Insider knowledge and common pitfalls to avoid

Insider Knowledge
February 1 dominates Greensboro's civic calendar, bigger than any national holiday, because four NC A&T students rewrote American history on South Elm Street. Plan accordingly. The anniversary week drags a weight across downtown Greensboro that the rest of the year can't match. The International Civil Rights Center packs its schedule in that window, give yourself an extra half-day and you'll be glad you did. Skip the wrong turn. Greensboro's restaurant scene splits cleanly into two corridors: Elm Street downtown and the Battleground Avenue stretch northwest, roughly between Friendly Shopping Center and the UNCG campus. Downtown packs the bars and newer spots, loud, packed, sometimes brilliant. Battleground Avenue keeps the older institutions, including Stamey's, and it is where locals eat when they want a reliable meal rather than an event. The two zones sit 3 miles (5 km) apart. Know the difference or you'll circle the city at 12:30 PM hunting Piedmont barbecue that isn't there. Ice storms hit Greensboro fast. Check the forecast the night before any outing. If you see 'wintry mix' or 'freezing rain,' scrap outdoor plans immediately. The Piedmont's trick: ice coats roads without snow's white warning. Pavement looks wet, until it isn't. By noon before storms, local grocery stores run empty of bread and milk. Spot that happening? Stock your hotel room supplies now. February. East Market Street. NC A&T State University's campus hums with a pulse you won't catch in July.
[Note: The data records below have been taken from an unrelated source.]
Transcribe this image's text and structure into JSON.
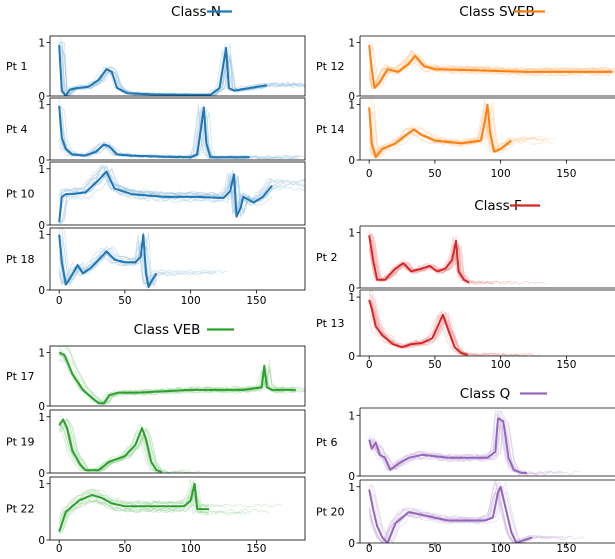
{
  "chart_data": [
    {
      "type": "line",
      "title": "Class N",
      "color": "#1f77b4",
      "xticks": [
        0,
        50,
        100,
        150
      ],
      "xlim": [
        -7,
        187
      ],
      "ylim": [
        0,
        1.12
      ],
      "yticks": [
        0,
        1
      ],
      "panels": [
        {
          "label": "Pt 1",
          "ylim": [
            0,
            1.12
          ],
          "mean": [
            [
              0,
              0.95
            ],
            [
              2,
              0.1
            ],
            [
              5,
              0.0
            ],
            [
              8,
              0.12
            ],
            [
              14,
              0.15
            ],
            [
              22,
              0.17
            ],
            [
              30,
              0.3
            ],
            [
              36,
              0.5
            ],
            [
              40,
              0.45
            ],
            [
              44,
              0.15
            ],
            [
              52,
              0.05
            ],
            [
              70,
              0.03
            ],
            [
              100,
              0.02
            ],
            [
              115,
              0.02
            ],
            [
              122,
              0.15
            ],
            [
              125,
              0.6
            ],
            [
              127,
              0.9
            ],
            [
              129,
              0.15
            ],
            [
              133,
              0.1
            ],
            [
              145,
              0.15
            ],
            [
              158,
              0.2
            ]
          ]
        },
        {
          "label": "Pt 4",
          "ylim": [
            0,
            1.12
          ],
          "mean": [
            [
              0,
              0.98
            ],
            [
              2,
              0.4
            ],
            [
              5,
              0.2
            ],
            [
              10,
              0.1
            ],
            [
              20,
              0.08
            ],
            [
              28,
              0.15
            ],
            [
              34,
              0.28
            ],
            [
              38,
              0.25
            ],
            [
              44,
              0.1
            ],
            [
              55,
              0.08
            ],
            [
              80,
              0.06
            ],
            [
              100,
              0.05
            ],
            [
              105,
              0.1
            ],
            [
              108,
              0.6
            ],
            [
              110,
              0.95
            ],
            [
              112,
              0.3
            ],
            [
              115,
              0.05
            ],
            [
              130,
              0.05
            ],
            [
              145,
              0.05
            ]
          ]
        },
        {
          "label": "Pt 10",
          "ylim": [
            0,
            1.12
          ],
          "mean": [
            [
              0,
              0.05
            ],
            [
              2,
              0.5
            ],
            [
              5,
              0.55
            ],
            [
              10,
              0.55
            ],
            [
              20,
              0.58
            ],
            [
              30,
              0.8
            ],
            [
              36,
              0.95
            ],
            [
              42,
              0.65
            ],
            [
              55,
              0.55
            ],
            [
              80,
              0.5
            ],
            [
              105,
              0.5
            ],
            [
              125,
              0.48
            ],
            [
              130,
              0.6
            ],
            [
              133,
              0.9
            ],
            [
              135,
              0.15
            ],
            [
              138,
              0.3
            ],
            [
              140,
              0.5
            ],
            [
              148,
              0.4
            ],
            [
              155,
              0.5
            ],
            [
              162,
              0.7
            ]
          ]
        },
        {
          "label": "Pt 18",
          "ylim": [
            0,
            1.12
          ],
          "mean": [
            [
              0,
              1.0
            ],
            [
              2,
              0.5
            ],
            [
              5,
              0.1
            ],
            [
              8,
              0.2
            ],
            [
              14,
              0.45
            ],
            [
              18,
              0.3
            ],
            [
              24,
              0.4
            ],
            [
              32,
              0.6
            ],
            [
              36,
              0.7
            ],
            [
              42,
              0.55
            ],
            [
              50,
              0.5
            ],
            [
              58,
              0.5
            ],
            [
              62,
              0.6
            ],
            [
              64,
              1.0
            ],
            [
              66,
              0.3
            ],
            [
              68,
              0.05
            ],
            [
              70,
              0.15
            ],
            [
              74,
              0.3
            ]
          ]
        }
      ]
    },
    {
      "type": "line",
      "title": "Class SVEB",
      "color": "#ff7f0e",
      "xticks": [
        0,
        50,
        100,
        150
      ],
      "xlim": [
        -7,
        187
      ],
      "ylim": [
        0,
        1.12
      ],
      "yticks": [
        0,
        1
      ],
      "panels": [
        {
          "label": "Pt 12",
          "ylim": [
            0,
            1.12
          ],
          "mean": [
            [
              0,
              0.95
            ],
            [
              2,
              0.5
            ],
            [
              4,
              0.15
            ],
            [
              8,
              0.25
            ],
            [
              14,
              0.5
            ],
            [
              22,
              0.45
            ],
            [
              30,
              0.6
            ],
            [
              35,
              0.75
            ],
            [
              42,
              0.55
            ],
            [
              50,
              0.5
            ],
            [
              80,
              0.48
            ],
            [
              120,
              0.45
            ],
            [
              150,
              0.45
            ],
            [
              185,
              0.45
            ]
          ]
        },
        {
          "label": "Pt 14",
          "ylim": [
            0,
            1.12
          ],
          "mean": [
            [
              0,
              0.95
            ],
            [
              2,
              0.3
            ],
            [
              5,
              0.05
            ],
            [
              10,
              0.2
            ],
            [
              20,
              0.3
            ],
            [
              28,
              0.45
            ],
            [
              34,
              0.55
            ],
            [
              40,
              0.45
            ],
            [
              50,
              0.35
            ],
            [
              70,
              0.3
            ],
            [
              85,
              0.35
            ],
            [
              88,
              0.7
            ],
            [
              90,
              1.0
            ],
            [
              92,
              0.5
            ],
            [
              95,
              0.15
            ],
            [
              100,
              0.2
            ],
            [
              108,
              0.35
            ]
          ]
        }
      ]
    },
    {
      "type": "line",
      "title": "Class F",
      "color": "#d62728",
      "xticks": [
        0,
        50,
        100,
        150
      ],
      "xlim": [
        -7,
        187
      ],
      "ylim": [
        0,
        1.12
      ],
      "yticks": [
        0,
        1
      ],
      "panels": [
        {
          "label": "Pt 2",
          "ylim": [
            0,
            1.12
          ],
          "mean": [
            [
              0,
              0.95
            ],
            [
              3,
              0.5
            ],
            [
              6,
              0.15
            ],
            [
              12,
              0.15
            ],
            [
              20,
              0.35
            ],
            [
              26,
              0.45
            ],
            [
              32,
              0.3
            ],
            [
              40,
              0.35
            ],
            [
              46,
              0.4
            ],
            [
              52,
              0.3
            ],
            [
              58,
              0.35
            ],
            [
              63,
              0.5
            ],
            [
              66,
              0.85
            ],
            [
              68,
              0.3
            ],
            [
              72,
              0.15
            ],
            [
              76,
              0.1
            ]
          ]
        },
        {
          "label": "Pt 13",
          "ylim": [
            0,
            1.12
          ],
          "mean": [
            [
              0,
              0.95
            ],
            [
              2,
              0.8
            ],
            [
              5,
              0.5
            ],
            [
              10,
              0.35
            ],
            [
              18,
              0.2
            ],
            [
              25,
              0.15
            ],
            [
              32,
              0.2
            ],
            [
              40,
              0.22
            ],
            [
              48,
              0.3
            ],
            [
              53,
              0.55
            ],
            [
              56,
              0.7
            ],
            [
              60,
              0.45
            ],
            [
              65,
              0.15
            ],
            [
              70,
              0.05
            ],
            [
              75,
              0.02
            ]
          ]
        }
      ]
    },
    {
      "type": "line",
      "title": "Class VEB",
      "color": "#2ca02c",
      "xticks": [
        0,
        50,
        100,
        150
      ],
      "xlim": [
        -7,
        187
      ],
      "ylim": [
        0,
        1.12
      ],
      "yticks": [
        0,
        1
      ],
      "panels": [
        {
          "label": "Pt 17",
          "ylim": [
            0,
            1.12
          ],
          "mean": [
            [
              0,
              1.0
            ],
            [
              4,
              0.95
            ],
            [
              10,
              0.6
            ],
            [
              18,
              0.3
            ],
            [
              25,
              0.15
            ],
            [
              30,
              0.05
            ],
            [
              34,
              0.05
            ],
            [
              38,
              0.2
            ],
            [
              45,
              0.25
            ],
            [
              60,
              0.25
            ],
            [
              100,
              0.3
            ],
            [
              140,
              0.3
            ],
            [
              154,
              0.35
            ],
            [
              156,
              0.75
            ],
            [
              158,
              0.35
            ],
            [
              162,
              0.3
            ],
            [
              180,
              0.3
            ]
          ]
        },
        {
          "label": "Pt 19",
          "ylim": [
            0,
            1.12
          ],
          "mean": [
            [
              0,
              0.85
            ],
            [
              3,
              0.95
            ],
            [
              6,
              0.8
            ],
            [
              10,
              0.4
            ],
            [
              16,
              0.15
            ],
            [
              20,
              0.05
            ],
            [
              30,
              0.05
            ],
            [
              38,
              0.2
            ],
            [
              50,
              0.3
            ],
            [
              58,
              0.5
            ],
            [
              63,
              0.8
            ],
            [
              66,
              0.6
            ],
            [
              70,
              0.2
            ],
            [
              74,
              0.05
            ],
            [
              78,
              0.02
            ]
          ]
        },
        {
          "label": "Pt 22",
          "ylim": [
            0,
            1.12
          ],
          "mean": [
            [
              0,
              0.15
            ],
            [
              5,
              0.5
            ],
            [
              15,
              0.7
            ],
            [
              25,
              0.8
            ],
            [
              32,
              0.75
            ],
            [
              40,
              0.65
            ],
            [
              50,
              0.6
            ],
            [
              70,
              0.6
            ],
            [
              95,
              0.6
            ],
            [
              100,
              0.7
            ],
            [
              103,
              1.0
            ],
            [
              105,
              0.55
            ],
            [
              110,
              0.55
            ],
            [
              114,
              0.55
            ]
          ]
        }
      ]
    },
    {
      "type": "line",
      "title": "Class Q",
      "color": "#9467bd",
      "xticks": [
        0,
        50,
        100,
        150
      ],
      "xlim": [
        -7,
        187
      ],
      "ylim": [
        0,
        1.12
      ],
      "yticks": [
        0,
        1
      ],
      "panels": [
        {
          "label": "Pt 6",
          "ylim": [
            0,
            1.12
          ],
          "mean": [
            [
              0,
              0.6
            ],
            [
              2,
              0.45
            ],
            [
              5,
              0.55
            ],
            [
              8,
              0.35
            ],
            [
              12,
              0.3
            ],
            [
              16,
              0.1
            ],
            [
              22,
              0.2
            ],
            [
              30,
              0.3
            ],
            [
              40,
              0.35
            ],
            [
              60,
              0.3
            ],
            [
              90,
              0.3
            ],
            [
              96,
              0.4
            ],
            [
              98,
              0.95
            ],
            [
              102,
              0.9
            ],
            [
              106,
              0.3
            ],
            [
              110,
              0.1
            ],
            [
              116,
              0.05
            ],
            [
              120,
              0.05
            ]
          ]
        },
        {
          "label": "Pt 20",
          "ylim": [
            0,
            1.12
          ],
          "mean": [
            [
              0,
              0.95
            ],
            [
              3,
              0.6
            ],
            [
              6,
              0.3
            ],
            [
              10,
              0.1
            ],
            [
              14,
              0.0
            ],
            [
              20,
              0.35
            ],
            [
              30,
              0.55
            ],
            [
              40,
              0.5
            ],
            [
              60,
              0.4
            ],
            [
              88,
              0.4
            ],
            [
              94,
              0.45
            ],
            [
              98,
              0.9
            ],
            [
              100,
              1.0
            ],
            [
              104,
              0.6
            ],
            [
              108,
              0.2
            ],
            [
              112,
              0.0
            ],
            [
              118,
              0.05
            ],
            [
              124,
              0.1
            ]
          ]
        }
      ]
    }
  ]
}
The historically Black university stands architecturally cohesive, historically significant. Students move with purpose, civic pride mixes with raw intellectual engagement during Black History Month. This energy? Summer can't touch it. Walk the grounds. No appointment needed for the campus gallery and museum, they're open, waiting.
Avoid These Mistakes
Greensboro doesn't do mild winters. The city sits at 900 feet (274 m) elevation in the NC Piedmont, far enough inland that Atlantic moderation never shows up. February brings below-freezing nights like clockwork. Pack for Charleston or Miami weather and you'll freeze. Think Washington, D.C. in February instead, cold with occasional ice, variable, and occasionally sharp. Don't rush the International Civil Rights Center. The classic mistake? 45 minutes, a quick photo, gone. Wrong. The preserved lunch counter sits in the original Woolworth's building, lower level, and it demands stillness. Sit. Look. Listen. Tourists who sprint through call it interesting. Those who stay for the full guided tour, who give themselves the full 90 minutes, walk out changed. That extra hour and a half makes the difference between checking a box and understanding what happened right there. Don't skip High Point. The High Point Museum and downtown design district pack more American manufacturing and design history into one square mile than you'll find anywhere else. Thirty minutes on I-85 from Greensboro, straight, fast, done. February works best. The showroom district goes quiet, so some dealers let retail browsers wander through spaces that trade-show months lock down tight.